Taking you through the technology that is Azure Active Directory.

  • DirSync, AAD Connect, Graph API
  • MFA, App Proxy, RMS, AAD Domain Join
  • And more!

Options

Synchronizing your cloud directory with your non-cloud directory.

An Azure Active Directory tenant has no problems living in a stand-alone mode where everything is purely in the cloud. It is not a less feature-rich or constrained setup, but the odds are that a lot of those who have already invested in Windows Server has an Active Directory on-premises. Stand-alone AAD is good. Stand-alone on-prem AD is good. Stand-alone AAD combined with stand-alone AD equals not so good.

What you usually want to do when you have a directory running on your own servers is to combine this data source with the directory you have in Azure. Conceptually this is straight forward, but you still have to do it the right way. Let's try to cover a few of the options available.

So, two stand-alones are no good, right? The short answer is yes. With a cloud-only setup things are simple. You have a username of "andreas@contoso.com", and use this along with a password to sign in to services. In the same manner you can sign into your intranet with a username and a password. The username you use locally can come in different forms though. It could be "andreas@contoso.com", "andreas@contoso.local" or "contoso\andreas" depending on how your Active Directory is configured. So far, so good. But as long as the two directories don't have a mechanism for exchanging this information between each other the users can easily get confused. The average user doesn't understand or care where the identies are stored, and can't be expected to figure all of this out on their own. And even for more technical users it can get confusing and less practical at times.

This means we need to figure out a synchronization scenario, and make a couple of choices.

  1. Same username, different password.
  2. Same username, same password through sync.
  3. Same username, same password through federation.

Option 1 - Username sync

With this option you sync the identies of directory objects, but not passwords.
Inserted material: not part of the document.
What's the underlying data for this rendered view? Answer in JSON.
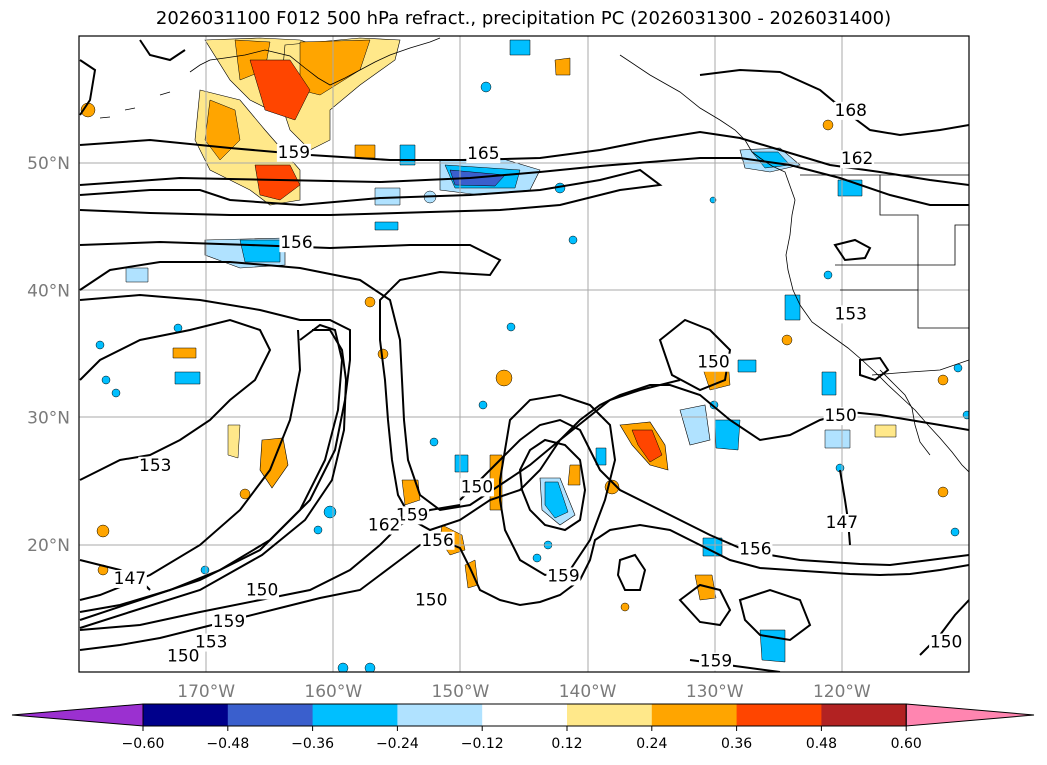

This makes things somewhat easier since the username stays the same across the locations, but remembering different passwords isn't optimal. If you change the password on different schedules too no doubt the users will forget them. Doable, but not recommended.

Option 2 - Password sync

This option lets you sync both the username and the password. It's a very user-friendly configuration having the same credentials wherever they sign in, (within the corporate sphere at least), but not necessarily the favorite of the security department since they don't always trust the cloud to keep a copy of their passwords. Mind you, it's not like your password is sent in clear text to Microsoft. There's hashing and encryption involved, but nonetheless "something" is sent over the wire, and if you have a security policy you might not be able to use this option.

Option 3 - Federation

If you want to keep your passwords on-prem, or you have a complex authentication process involving client certificates, keyfobs or something similar that isn't supported in Azure AD this might the option for you. The identities are synced, but not the password. Instead when you attempt to sign in to the cloud you are redirected on-prem for the actual login, and then get redirected back to the cloud with a token afterwards. The default product used for this is ADFS which is bundled into Windows Server as an optional feature, but other third-party products can also be used since it is standards-based. A trust needs to be setup between Azure AD and the federation server, but once configured the user shouldn't have problems using this.

Tools of the trade

After you decide which one to use that's where things traditionally have gotten complicated. The tool available from Microsoft called DirSync has long been the primary piece of software to use. The challenge with this is that DirSync has a very limited scope, and hasn't worked for all the scenarios one might see with complex multidomain forests with many users. For these more complicated setup Forefront Identity Manager (FIM) has been used, but that's not something most people get running in a half hour, and it doesn't make "the cloud" seem as simple as it the marketing says it is. In addition DirSync installation was unfriendly in the sense that you had to go out on your own and install the prereqs for DirSync to install adding onto the install time needed for that as well.

Things have improved though, and while you can still use DirSync it's probably better to go for AAD Connect if you're planning a new install. While AAD Connect hasn't hit RTM yet, and is in a preview currently, you should be able to use this in most cases. (Disclaimer: if you have a complicated Active Directory counting domains and subdomains across forests and ten thousand users I'd might want to have someone from Microsoft supporting you in case something goes wrong before installing preview software in such a setting.)

If you have been searching the net for tips on how to sync you might also have run across a utility called AAD Sync. This is also a working tool, but it has less features than AAD Connect and you can skip this.